Marcus Pettersson and Rickard Rakell should keep the numbers of their real-estate agents handy.
Perhaps more young players will crack the lineup.
On Monday, forward Sam Poulin was a healthy scratch. He had just been summoned from the Penguins’ Wilkes-Barre/Scranton farm team. He was the Penguins’ first-round pick in 2019.
Poulin, 23, has been a bust till now, his career stalling amid mental health issues.
But Poulin got off to a decent start this season with the Baby Penguins, notching three goals and six assists in 11 games. He got called up when veteran Kevin Hayes went on injured reserve.
Then Poulin got scratched.
He drove across the state, practiced with the Penguins and got scratched.
That makes zero sense.
Poulin probably won’t ever turn out to be a major contributor in the NHL. But there’s only one way to find out. And the only way to get younger is to actually play younger players.
Trading Eller removes one obstacle to that.
Vasily Ponomarev, 22, came to the Penguins from Carolina as part of the Guentzel deal. He was injured during the preseason and is currently at Wilkes-Barre/Scranton. He’s projected as a third-line center at the NHL level.
With Eller gone, perhaps Ponomarev can be that.
Or maybe the Penguins will have him drive across the state, then scratch him. He and Poulin can carpool.
If rebuilding is truly underway, everyone involved needs to be on the same page: GM, coach, captain, locker room, everybody. The days of eking by with recycled veterans should be over.
If younger players are ready, use them.
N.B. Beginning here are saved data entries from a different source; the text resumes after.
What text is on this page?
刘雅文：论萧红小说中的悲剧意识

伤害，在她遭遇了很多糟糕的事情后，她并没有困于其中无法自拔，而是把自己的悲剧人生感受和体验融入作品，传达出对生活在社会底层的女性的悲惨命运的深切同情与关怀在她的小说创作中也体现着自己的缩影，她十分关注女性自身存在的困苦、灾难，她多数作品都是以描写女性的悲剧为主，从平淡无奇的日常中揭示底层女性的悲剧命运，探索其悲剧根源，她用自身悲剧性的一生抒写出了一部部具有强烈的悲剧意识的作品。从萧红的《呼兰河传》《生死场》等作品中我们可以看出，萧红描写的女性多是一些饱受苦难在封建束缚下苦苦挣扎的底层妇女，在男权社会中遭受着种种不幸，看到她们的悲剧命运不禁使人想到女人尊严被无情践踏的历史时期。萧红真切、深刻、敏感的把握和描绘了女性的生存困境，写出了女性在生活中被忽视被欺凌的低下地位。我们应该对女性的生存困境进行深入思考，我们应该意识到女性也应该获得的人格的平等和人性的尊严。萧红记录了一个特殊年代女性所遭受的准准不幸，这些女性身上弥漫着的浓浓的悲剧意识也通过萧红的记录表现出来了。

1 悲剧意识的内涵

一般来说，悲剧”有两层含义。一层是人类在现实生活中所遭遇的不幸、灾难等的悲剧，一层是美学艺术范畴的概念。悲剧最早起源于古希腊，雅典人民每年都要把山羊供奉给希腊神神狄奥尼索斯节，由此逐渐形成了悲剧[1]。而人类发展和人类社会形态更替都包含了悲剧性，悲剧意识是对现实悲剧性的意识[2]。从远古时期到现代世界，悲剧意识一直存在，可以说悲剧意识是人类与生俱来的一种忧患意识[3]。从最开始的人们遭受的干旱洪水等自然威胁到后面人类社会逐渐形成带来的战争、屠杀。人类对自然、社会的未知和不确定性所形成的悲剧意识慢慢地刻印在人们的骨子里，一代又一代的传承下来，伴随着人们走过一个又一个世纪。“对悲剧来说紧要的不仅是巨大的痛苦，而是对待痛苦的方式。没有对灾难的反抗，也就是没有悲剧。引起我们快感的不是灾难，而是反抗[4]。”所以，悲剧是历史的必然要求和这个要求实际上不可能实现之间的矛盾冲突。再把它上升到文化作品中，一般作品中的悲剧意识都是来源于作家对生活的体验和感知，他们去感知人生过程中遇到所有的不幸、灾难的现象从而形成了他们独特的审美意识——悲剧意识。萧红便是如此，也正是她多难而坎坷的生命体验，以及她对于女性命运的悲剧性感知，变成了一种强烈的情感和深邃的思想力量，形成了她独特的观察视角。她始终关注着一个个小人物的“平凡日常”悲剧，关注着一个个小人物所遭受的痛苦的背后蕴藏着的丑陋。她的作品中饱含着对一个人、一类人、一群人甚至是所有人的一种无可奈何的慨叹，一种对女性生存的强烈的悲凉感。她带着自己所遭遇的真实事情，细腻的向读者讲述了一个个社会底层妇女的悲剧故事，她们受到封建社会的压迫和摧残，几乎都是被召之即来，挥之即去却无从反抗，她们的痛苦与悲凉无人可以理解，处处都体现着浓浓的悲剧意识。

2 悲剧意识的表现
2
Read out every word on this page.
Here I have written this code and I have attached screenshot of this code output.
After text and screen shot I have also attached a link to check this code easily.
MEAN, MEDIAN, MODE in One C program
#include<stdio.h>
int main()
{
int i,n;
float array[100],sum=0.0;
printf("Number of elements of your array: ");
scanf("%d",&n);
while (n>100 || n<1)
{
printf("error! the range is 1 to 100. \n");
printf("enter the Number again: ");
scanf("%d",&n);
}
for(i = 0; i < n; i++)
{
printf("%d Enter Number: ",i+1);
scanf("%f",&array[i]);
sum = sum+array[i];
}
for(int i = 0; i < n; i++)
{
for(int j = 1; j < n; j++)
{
Mine that energy. If that puts somebody like Blake Lizotte in the press box or on waivers, so be it. If a level of discomfort is created, good. That can spawn improvement.
It’s going to be a slow process. Plenty of untradable contracts, and that third-round pick in 2027 won’t be arriving in Pittsburgh anytime soon.
Lots of tough questions must be asked and answered. Those dominoes appear set to start falling.
The Penguins now have 29 picks in the next three drafts, 14 in rounds 1-3. That’s good. Go get more.